Justin Fields cleared to play immediately. Ours?


I’m sure there are a lot of politics considering he was a top rated player and he went to THE Ohio State University, but I wonder if this opens up a door for our two transfers. I am unaware of any hardships Fields had and he is not a grad transfer. So I’m curious what was said so that he was able to be eligible to play immediately. If we could find out, it would be great to get our two transfers active for this upcoming season.


His transfer hardship waiver request was based on the comments/racial slurs directed at him from other student athletes via twitter.

(jimmyschofield) #3

Fields was so scared playing at UGA because of the racist chants from a baseball player (who’s been kicked out of the university) in the stands of one of their football games, that his sister is still enrolled and playing for the softball team. Wait what?

Typical of the gutless NCAA.


Interesting. Thank you for sharing.

(Mike Higdon) #5

Maybe we can get some people to write a text to guys we want to play this fall. :kissing_closed_eyes:


Make sure it’s a student that does it…if we do it then it’s an impermissible benefit and team gets the death penalty probably.

(Patrick) #7

Interesting that our current signee, Justin Harris, posted that he wasn’t allowed to transfer from Baylor to Houston last year without sitting out (ended up at JUCO). He was accused of violating unspecified rules (he was part of a sexual assault investigation of 4 Baylor players, but ended up not being named in the report) and Rhule booted him, but the NCAA wasn’t going to allow him to suit up at Houston last season.


If we were a blue blood I’m sure there would be some “special” circumstances that would have cleared him immediately.

(Jimmy Morris) #9

I don’t think it’s a hardship when it’s your own actions that cause the problem. Fields and Harris worlds apart.

(Patrick) #10

Maybe. It’s tough to tell in that case because Baylor released nothing about what happened and why Harris was kicked off the team.

Why does everything like this always come back to Baylor.


Maybe civil litigation can just get rid of Baylor.

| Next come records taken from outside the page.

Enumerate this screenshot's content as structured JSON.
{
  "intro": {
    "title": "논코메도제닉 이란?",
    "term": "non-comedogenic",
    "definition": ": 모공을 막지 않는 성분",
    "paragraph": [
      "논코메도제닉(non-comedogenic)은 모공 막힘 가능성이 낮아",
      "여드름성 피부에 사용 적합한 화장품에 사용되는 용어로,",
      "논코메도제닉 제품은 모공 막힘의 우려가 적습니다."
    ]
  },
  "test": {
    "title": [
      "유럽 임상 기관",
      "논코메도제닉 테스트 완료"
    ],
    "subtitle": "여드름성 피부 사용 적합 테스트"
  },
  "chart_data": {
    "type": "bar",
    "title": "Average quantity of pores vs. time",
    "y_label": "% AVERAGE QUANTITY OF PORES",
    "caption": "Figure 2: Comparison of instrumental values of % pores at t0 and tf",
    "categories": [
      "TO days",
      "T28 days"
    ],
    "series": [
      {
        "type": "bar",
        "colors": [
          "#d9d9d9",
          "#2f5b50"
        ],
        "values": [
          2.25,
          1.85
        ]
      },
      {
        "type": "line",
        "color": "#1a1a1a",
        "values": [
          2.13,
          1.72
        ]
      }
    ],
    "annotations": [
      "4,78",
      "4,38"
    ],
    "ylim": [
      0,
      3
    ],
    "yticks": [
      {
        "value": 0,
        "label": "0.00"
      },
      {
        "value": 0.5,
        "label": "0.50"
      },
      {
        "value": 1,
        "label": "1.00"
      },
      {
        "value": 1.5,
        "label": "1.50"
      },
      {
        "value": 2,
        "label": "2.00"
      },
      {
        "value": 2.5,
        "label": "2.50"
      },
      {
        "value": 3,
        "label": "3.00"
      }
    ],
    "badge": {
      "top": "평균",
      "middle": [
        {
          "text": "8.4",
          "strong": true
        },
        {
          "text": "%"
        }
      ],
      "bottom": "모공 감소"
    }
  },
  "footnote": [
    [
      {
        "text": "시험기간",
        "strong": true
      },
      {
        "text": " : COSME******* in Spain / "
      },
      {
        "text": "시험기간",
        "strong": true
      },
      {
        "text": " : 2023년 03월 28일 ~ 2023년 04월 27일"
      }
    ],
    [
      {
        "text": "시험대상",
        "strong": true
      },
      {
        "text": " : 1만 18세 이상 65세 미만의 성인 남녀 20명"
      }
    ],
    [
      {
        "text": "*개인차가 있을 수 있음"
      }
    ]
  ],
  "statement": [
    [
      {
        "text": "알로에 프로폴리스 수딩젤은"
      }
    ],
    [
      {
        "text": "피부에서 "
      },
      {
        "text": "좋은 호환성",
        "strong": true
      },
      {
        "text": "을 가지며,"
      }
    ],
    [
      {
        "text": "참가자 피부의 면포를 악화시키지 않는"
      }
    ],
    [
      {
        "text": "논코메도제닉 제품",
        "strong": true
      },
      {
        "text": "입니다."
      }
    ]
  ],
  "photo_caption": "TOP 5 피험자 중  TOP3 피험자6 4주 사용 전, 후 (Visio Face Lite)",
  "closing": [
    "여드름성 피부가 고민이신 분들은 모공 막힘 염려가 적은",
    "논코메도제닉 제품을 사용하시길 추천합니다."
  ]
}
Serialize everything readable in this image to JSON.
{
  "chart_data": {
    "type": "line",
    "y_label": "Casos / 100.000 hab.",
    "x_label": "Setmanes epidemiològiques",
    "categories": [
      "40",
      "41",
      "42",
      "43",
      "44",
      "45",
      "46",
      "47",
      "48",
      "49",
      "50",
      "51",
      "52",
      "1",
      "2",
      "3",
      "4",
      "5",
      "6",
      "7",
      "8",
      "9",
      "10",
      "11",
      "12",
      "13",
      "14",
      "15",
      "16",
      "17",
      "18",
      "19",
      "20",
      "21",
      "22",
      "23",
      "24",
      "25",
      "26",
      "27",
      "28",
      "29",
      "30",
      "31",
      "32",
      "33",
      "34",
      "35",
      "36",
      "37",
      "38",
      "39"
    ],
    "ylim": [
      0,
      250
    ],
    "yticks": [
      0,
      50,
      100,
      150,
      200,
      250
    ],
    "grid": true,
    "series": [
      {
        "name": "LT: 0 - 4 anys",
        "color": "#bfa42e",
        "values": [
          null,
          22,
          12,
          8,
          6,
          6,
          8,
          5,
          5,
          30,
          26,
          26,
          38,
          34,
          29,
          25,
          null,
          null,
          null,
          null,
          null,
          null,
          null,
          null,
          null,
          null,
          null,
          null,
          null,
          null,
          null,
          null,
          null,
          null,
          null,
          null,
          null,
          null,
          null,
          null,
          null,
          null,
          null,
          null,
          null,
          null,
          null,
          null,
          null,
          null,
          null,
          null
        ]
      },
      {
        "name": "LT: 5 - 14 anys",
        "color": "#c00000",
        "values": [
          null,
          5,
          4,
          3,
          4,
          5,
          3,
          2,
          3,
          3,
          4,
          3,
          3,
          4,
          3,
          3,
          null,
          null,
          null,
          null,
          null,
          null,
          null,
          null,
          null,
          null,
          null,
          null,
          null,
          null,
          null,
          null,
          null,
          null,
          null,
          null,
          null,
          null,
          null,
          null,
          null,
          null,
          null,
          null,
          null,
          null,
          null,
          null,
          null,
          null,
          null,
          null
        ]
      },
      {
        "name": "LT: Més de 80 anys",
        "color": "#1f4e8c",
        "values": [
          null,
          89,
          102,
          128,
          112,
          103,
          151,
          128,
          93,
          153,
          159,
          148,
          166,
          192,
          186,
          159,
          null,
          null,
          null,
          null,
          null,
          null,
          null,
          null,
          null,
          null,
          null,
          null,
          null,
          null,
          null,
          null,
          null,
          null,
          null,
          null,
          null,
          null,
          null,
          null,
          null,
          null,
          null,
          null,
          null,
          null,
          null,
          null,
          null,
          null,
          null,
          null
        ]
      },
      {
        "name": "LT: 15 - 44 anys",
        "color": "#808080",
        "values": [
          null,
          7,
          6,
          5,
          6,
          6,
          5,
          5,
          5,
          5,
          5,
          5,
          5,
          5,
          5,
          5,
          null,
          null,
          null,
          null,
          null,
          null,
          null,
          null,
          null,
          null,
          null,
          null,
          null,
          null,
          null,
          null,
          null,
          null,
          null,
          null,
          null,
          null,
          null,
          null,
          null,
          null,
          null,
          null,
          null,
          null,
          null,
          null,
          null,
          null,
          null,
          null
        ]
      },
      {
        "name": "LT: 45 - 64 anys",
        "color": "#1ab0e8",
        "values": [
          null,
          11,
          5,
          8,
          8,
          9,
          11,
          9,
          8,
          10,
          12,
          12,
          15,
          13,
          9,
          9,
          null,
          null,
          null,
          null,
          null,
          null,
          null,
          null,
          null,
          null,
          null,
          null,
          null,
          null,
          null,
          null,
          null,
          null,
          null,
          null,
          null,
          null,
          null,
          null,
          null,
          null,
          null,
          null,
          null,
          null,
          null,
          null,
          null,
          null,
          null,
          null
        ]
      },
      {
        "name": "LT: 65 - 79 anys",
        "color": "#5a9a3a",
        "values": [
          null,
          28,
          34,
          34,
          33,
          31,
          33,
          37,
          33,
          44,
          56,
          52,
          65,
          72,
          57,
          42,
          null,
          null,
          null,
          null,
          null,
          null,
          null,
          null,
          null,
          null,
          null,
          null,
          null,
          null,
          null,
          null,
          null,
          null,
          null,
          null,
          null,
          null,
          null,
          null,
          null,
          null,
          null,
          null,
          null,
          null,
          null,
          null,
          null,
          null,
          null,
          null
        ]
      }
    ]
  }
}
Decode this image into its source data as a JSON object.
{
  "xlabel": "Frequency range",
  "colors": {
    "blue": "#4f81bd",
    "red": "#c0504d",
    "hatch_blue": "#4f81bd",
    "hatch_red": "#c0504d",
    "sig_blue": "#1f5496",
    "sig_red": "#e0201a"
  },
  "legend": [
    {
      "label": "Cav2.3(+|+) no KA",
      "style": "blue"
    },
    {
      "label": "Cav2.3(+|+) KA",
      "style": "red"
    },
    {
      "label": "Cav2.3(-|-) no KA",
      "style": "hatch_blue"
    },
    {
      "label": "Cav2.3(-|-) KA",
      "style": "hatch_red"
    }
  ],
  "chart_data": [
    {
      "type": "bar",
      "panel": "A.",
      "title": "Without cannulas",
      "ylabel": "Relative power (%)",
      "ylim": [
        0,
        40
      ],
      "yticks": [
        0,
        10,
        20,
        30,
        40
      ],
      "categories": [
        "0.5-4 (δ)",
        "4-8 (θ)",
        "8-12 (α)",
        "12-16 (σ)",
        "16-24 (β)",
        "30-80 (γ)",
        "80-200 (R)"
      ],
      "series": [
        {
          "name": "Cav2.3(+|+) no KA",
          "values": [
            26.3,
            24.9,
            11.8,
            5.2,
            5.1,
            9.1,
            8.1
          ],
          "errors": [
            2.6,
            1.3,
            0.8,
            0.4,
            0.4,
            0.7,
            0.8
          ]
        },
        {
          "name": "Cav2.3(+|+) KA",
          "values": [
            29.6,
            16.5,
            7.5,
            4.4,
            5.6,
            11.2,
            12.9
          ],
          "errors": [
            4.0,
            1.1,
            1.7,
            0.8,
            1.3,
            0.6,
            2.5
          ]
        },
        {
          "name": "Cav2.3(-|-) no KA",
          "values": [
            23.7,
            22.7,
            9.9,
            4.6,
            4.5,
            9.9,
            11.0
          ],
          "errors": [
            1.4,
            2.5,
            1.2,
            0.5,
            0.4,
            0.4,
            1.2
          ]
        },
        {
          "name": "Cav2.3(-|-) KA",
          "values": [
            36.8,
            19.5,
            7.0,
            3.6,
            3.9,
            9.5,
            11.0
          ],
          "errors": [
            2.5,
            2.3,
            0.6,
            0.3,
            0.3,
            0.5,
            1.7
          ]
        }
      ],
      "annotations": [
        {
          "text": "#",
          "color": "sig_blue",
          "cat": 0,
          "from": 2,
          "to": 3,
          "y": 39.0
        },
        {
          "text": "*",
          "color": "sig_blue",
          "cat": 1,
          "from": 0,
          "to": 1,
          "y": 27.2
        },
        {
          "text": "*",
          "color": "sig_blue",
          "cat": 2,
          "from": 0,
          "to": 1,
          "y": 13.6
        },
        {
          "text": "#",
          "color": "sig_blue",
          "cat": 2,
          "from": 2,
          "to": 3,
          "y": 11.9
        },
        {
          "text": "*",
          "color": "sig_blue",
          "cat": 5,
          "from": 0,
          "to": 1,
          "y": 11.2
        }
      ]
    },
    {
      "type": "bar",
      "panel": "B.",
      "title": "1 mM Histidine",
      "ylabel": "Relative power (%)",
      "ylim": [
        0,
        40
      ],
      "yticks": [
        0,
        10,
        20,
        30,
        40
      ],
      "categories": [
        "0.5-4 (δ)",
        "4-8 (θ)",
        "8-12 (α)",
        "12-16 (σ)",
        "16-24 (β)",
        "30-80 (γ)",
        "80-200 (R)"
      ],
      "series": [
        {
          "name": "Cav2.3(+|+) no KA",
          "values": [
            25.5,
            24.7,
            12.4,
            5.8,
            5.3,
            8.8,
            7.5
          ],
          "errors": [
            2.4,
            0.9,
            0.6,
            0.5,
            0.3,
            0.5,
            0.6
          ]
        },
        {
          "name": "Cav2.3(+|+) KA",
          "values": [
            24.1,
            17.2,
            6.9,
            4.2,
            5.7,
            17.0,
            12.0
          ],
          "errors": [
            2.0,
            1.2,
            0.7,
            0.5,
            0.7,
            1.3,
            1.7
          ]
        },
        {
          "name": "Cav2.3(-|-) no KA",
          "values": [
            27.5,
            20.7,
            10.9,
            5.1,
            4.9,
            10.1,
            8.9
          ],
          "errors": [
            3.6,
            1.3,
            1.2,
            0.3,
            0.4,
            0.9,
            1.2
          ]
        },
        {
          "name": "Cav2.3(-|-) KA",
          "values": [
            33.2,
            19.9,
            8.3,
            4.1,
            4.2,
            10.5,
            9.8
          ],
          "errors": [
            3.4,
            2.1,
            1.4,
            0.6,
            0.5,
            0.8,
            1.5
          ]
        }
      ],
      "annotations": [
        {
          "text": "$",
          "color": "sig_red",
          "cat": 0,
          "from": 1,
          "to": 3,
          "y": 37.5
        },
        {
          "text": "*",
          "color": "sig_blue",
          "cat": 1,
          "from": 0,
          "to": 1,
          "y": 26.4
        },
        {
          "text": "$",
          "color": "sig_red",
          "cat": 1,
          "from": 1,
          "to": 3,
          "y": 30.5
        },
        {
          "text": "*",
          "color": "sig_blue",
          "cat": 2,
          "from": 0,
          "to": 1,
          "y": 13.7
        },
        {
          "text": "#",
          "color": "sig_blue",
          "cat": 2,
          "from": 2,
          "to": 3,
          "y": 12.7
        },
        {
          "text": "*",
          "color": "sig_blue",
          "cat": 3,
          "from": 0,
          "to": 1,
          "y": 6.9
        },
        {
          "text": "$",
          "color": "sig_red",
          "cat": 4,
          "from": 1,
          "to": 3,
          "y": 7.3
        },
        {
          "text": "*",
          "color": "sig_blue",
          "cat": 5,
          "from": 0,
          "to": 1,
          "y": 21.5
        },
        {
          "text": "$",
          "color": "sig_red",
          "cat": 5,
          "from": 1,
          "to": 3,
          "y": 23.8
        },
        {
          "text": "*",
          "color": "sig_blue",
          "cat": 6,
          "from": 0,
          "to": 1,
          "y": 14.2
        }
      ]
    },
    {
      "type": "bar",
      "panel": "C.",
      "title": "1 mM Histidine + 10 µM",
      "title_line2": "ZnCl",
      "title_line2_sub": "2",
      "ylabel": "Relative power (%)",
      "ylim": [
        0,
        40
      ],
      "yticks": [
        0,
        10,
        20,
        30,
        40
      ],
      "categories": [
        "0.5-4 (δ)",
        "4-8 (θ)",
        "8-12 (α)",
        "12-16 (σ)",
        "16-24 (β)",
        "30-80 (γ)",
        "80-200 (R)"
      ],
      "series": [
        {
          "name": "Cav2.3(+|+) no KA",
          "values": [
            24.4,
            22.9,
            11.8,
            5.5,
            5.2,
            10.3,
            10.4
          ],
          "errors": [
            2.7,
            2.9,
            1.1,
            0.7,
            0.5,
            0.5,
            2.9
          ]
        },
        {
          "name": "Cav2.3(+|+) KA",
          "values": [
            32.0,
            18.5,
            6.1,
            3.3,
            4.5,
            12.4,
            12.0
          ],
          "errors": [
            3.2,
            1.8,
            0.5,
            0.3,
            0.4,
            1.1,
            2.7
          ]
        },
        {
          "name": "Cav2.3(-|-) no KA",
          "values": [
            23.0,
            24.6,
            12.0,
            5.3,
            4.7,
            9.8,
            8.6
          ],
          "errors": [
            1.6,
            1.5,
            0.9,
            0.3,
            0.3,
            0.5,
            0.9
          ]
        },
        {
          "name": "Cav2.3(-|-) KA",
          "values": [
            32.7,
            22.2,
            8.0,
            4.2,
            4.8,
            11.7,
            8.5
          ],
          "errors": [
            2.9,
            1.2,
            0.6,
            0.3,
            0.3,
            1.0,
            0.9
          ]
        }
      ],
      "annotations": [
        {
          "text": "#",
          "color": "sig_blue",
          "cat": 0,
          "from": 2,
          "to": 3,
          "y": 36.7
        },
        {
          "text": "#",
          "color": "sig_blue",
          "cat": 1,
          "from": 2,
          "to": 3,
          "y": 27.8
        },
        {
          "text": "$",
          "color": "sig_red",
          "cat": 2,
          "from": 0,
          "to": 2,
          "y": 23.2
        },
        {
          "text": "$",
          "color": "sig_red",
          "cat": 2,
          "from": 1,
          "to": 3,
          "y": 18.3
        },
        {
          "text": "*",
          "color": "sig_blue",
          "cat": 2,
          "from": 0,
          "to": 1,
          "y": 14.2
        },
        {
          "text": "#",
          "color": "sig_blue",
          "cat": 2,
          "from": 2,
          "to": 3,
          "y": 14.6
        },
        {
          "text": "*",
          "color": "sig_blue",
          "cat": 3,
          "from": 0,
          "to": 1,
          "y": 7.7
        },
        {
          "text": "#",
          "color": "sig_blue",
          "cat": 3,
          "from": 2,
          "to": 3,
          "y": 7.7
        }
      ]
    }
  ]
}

We’ve had a few questionable waivers/decisions go in our favor. I’m not too upset when the NCAA errs on the side of student athletes, especially when it has no impact on us.

(Kyle Caesar) #13

I believe all players should have at least one non grad transfer without waiting a year, and schools shouldn’t block them. Since title XIIII restricts pay, I think the athletes should gt something in return. Coaches can leave without penalty, and players should be able to.

(jimmyschofield) #14

I have no problem with Fields transferring, but to say it’s because of racism at UGA? While his sister is attending, also on athletic scholarship? It’s so ridiculous to me. Man up and be truthful, you want more playing time. End of story.

(Ben) #15

Did his sister receive racist comments too? I don’t see what she has to do with this, but you keep mentioning her.

(Jimmy Morris) #16

I think it should also be brought up again, the main point of many of the kids sitting out a year is not a rule based on punishment. It’s about the athlete being a student first. If a kid is a sophomore, has over 30 hours completed, has a 3.0 average or higher, then they are much more likely to be approved for immediate eligibility than a third year athlete that has less than 45 hours completed and below a 2.0 average. If they are struggling to keep up, the NCAA wants to make sure the new school focuses on the “student” part before the “athlete” part of the commitment first.

It’s protecting kids from big schools grabbing up athletes with big promises, using up the rest of their eligibility and then sending them back home without helping them finish their education. The intentions are moral.

(Ben) #17

Emphasis mine. From ESPN:

More insight from attorney Tom Mars on Justin Fields’ waiver application to Ohio State: “Irrefutable documentation that has nothing to do with racism was presented to the NCAA in support of OSU’s request that Justin Fields be given a waiver. That information wasn’t critical of – and didn’t reflect poorly on – the UGA culture, the UGA administration or staff, any particular student, or the student body. And it certainly didn’t reflect poorly on Justin or any member of his family. However, that documentation did provide support for the issuance of a waiver under the NCAA’s rules.”